High school students getting trade experience
Sidney High School students are learning construction trades first hand, visiting the work site of Sidney Regional Medical Center's future Extended Care Center.
SIDNEY -- Twelve Sidney High School students took a field trip, in Sidney, from the textbook to the work site.
The focus of the visit included connecting design with site application.
"My class, I do the drafting and design, we hope to be out here once a month just so we can see the progress of the project," said Sidney High School drafting teacher Lacy Russell.
One of the students, James Kokjer, described construction as a difficult job with many trades, many hours and a lot of workers needed.
"People think it's just building a house, real simple, but you gotta be real intelligent, real smart, real adaptive and you just gotta be able to learn," Kokjer said.
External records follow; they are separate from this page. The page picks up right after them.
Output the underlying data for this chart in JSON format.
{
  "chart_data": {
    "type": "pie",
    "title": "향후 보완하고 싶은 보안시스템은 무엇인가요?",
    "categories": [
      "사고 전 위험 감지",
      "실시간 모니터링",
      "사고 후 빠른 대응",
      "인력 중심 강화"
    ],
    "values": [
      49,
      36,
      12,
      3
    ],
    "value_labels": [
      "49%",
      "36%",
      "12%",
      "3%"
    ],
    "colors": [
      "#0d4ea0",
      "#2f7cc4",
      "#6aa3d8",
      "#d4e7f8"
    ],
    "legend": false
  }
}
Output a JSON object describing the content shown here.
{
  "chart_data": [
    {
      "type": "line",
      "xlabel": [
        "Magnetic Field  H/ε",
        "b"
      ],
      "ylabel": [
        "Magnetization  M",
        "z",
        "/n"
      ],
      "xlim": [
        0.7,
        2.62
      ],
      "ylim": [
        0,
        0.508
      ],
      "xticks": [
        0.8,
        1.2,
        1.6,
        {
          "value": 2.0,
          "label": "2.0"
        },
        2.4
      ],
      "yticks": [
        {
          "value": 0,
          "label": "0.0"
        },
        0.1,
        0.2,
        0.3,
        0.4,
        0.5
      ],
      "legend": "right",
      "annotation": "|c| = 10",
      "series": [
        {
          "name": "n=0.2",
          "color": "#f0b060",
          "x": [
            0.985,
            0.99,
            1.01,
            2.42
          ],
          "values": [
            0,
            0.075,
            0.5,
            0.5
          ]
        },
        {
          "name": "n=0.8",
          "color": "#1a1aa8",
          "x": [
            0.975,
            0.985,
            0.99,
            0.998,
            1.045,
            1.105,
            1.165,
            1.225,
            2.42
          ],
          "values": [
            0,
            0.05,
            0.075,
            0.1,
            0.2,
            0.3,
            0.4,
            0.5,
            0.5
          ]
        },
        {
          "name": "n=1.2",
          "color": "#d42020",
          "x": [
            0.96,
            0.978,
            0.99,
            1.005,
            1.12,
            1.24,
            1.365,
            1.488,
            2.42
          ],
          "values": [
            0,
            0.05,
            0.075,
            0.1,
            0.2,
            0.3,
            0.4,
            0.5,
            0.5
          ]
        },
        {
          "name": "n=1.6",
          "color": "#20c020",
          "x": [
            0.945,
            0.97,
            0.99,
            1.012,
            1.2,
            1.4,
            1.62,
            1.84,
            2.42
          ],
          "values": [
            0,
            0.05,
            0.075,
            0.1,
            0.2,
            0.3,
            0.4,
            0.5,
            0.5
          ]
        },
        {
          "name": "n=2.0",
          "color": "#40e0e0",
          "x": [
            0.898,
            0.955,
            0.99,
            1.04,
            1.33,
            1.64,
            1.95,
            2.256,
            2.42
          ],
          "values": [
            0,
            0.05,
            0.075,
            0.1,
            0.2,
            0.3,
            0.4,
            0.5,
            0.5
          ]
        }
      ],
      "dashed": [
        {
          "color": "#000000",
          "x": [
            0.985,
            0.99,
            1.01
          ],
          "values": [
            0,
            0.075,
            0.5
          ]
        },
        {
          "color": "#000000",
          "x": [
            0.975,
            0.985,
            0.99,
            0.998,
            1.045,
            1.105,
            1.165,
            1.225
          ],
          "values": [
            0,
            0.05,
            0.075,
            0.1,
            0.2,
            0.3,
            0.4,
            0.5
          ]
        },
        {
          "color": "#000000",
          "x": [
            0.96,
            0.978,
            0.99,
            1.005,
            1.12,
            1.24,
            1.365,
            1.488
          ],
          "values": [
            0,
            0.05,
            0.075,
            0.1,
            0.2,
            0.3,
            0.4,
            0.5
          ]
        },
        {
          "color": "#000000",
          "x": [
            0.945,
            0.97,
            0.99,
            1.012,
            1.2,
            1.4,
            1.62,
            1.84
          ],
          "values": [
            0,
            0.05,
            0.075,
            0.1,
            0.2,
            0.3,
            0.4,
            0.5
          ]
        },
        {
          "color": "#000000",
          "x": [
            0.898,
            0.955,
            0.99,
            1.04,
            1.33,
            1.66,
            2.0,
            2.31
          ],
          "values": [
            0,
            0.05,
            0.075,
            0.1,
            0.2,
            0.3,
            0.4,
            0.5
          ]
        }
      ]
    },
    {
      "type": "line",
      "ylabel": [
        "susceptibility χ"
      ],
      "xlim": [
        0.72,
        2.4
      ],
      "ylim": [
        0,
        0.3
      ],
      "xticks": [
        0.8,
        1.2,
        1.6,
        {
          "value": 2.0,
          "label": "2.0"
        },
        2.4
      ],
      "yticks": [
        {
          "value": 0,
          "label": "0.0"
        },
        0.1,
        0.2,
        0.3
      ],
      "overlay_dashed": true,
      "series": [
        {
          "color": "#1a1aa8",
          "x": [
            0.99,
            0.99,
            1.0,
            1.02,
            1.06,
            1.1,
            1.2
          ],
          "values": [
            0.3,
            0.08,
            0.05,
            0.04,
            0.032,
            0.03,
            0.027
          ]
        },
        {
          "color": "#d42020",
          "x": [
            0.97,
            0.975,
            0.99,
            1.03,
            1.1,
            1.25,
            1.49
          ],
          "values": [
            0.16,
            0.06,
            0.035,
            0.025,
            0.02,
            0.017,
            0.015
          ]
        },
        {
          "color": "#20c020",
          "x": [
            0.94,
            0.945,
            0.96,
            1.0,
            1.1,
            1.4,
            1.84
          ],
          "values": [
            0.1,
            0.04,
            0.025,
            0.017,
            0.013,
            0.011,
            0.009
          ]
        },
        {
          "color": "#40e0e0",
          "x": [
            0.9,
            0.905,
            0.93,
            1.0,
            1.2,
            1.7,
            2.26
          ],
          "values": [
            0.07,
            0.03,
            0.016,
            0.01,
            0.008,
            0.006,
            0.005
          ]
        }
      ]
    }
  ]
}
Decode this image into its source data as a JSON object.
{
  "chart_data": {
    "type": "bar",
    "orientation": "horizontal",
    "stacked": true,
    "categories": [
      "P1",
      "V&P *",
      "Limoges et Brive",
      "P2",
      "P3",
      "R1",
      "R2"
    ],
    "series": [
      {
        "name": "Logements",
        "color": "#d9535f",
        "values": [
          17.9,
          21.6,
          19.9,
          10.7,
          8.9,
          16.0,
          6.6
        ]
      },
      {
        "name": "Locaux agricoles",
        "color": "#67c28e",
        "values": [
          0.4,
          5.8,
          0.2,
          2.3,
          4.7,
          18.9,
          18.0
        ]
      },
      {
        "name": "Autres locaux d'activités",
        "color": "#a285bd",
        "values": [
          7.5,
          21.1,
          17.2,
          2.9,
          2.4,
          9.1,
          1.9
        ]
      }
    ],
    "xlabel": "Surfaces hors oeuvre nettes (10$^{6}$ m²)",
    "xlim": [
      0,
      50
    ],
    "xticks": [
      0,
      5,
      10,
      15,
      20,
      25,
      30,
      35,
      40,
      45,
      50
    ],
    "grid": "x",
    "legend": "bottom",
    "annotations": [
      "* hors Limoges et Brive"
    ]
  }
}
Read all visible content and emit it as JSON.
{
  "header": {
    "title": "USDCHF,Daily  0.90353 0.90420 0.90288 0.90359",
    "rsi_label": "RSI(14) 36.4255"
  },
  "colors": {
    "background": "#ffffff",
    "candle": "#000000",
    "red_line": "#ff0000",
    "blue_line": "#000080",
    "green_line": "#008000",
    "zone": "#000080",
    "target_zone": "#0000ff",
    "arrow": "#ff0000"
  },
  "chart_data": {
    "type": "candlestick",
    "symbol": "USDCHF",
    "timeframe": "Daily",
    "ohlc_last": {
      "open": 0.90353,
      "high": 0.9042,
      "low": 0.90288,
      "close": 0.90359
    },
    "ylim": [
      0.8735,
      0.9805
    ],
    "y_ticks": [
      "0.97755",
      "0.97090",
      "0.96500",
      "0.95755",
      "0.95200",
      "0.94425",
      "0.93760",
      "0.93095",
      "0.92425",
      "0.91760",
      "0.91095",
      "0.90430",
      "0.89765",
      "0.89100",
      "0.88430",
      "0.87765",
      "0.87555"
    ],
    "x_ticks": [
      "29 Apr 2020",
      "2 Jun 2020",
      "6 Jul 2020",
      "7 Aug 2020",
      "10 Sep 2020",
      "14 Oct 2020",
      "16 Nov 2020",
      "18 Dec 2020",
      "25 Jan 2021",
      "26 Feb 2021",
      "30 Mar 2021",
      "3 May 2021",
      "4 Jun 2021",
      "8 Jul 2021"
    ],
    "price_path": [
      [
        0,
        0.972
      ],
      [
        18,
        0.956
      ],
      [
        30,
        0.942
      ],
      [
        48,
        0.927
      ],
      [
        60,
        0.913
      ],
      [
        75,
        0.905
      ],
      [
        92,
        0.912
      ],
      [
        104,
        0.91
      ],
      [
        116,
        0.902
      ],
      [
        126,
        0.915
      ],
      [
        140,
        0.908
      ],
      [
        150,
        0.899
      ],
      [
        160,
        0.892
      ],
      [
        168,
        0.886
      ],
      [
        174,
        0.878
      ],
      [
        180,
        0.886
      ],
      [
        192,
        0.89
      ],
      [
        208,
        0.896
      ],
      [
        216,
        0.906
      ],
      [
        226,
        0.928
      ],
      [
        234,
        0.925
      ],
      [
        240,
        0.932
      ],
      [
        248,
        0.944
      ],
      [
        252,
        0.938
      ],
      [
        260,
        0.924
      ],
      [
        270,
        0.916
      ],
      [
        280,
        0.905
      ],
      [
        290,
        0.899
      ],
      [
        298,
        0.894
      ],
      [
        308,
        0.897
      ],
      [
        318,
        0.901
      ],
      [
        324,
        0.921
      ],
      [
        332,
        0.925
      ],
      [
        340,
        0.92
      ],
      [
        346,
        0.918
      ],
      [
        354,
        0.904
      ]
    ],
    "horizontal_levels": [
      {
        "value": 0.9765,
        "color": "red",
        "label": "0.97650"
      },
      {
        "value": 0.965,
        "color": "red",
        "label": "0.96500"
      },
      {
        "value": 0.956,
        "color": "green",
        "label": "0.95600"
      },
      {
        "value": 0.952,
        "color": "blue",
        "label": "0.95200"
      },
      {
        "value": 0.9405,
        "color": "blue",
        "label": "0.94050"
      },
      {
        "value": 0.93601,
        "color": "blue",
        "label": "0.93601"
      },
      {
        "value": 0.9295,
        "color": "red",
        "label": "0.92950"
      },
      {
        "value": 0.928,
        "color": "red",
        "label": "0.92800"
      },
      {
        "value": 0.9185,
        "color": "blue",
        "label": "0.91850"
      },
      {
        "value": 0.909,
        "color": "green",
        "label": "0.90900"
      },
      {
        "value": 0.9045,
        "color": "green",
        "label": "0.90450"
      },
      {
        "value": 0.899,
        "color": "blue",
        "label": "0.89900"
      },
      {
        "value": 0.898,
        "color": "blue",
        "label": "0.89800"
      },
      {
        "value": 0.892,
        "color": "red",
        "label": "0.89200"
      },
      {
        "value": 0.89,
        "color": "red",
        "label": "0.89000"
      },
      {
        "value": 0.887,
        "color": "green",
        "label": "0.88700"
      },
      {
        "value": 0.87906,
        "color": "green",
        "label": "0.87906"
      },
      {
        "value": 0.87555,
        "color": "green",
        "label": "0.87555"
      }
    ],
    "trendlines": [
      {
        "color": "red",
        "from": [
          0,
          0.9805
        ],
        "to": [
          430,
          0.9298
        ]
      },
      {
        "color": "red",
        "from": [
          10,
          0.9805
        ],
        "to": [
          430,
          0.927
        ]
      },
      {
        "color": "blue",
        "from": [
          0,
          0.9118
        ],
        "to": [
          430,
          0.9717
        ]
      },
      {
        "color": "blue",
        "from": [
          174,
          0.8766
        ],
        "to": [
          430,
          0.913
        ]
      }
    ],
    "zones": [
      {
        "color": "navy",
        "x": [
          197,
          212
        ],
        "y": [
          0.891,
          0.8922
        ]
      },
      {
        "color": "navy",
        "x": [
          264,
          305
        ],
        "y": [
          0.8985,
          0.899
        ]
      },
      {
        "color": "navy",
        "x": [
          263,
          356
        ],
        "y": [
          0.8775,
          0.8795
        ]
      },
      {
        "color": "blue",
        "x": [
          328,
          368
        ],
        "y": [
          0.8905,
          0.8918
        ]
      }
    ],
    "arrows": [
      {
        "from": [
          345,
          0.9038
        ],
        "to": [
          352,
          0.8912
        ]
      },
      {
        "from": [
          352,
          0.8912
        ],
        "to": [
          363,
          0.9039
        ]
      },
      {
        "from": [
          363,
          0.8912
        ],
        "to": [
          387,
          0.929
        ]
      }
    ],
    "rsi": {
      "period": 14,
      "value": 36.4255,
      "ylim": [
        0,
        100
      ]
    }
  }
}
Students learned what is required, and what may not be needed, to succeed in a construction-related trade. Students met workers who advanced through construction, those who earned a degree before entering the trades and those who advanced to a "very respectable living" without a college degree.
"We have some welding and some construction and drafting students from Sidney High School here today. We just want to get them more experience in the field," Russell said at the October 5 visit to the Sidney Regional Medical Center work site.
Project Manager Colin Bailey expects visits to occur at least once per month as the work continues.
"We're excited to have students from Sidney High School out here on the Sidney Regional Medical Center Extended Care facility project for a tour. It was their drafting class, welding class. We just had them out here to discuss the construction of the project. I think we're going to have them out here monthly, at least once a month, to kind of keep then up to date as the project progresses through its construction phases," Bailey said.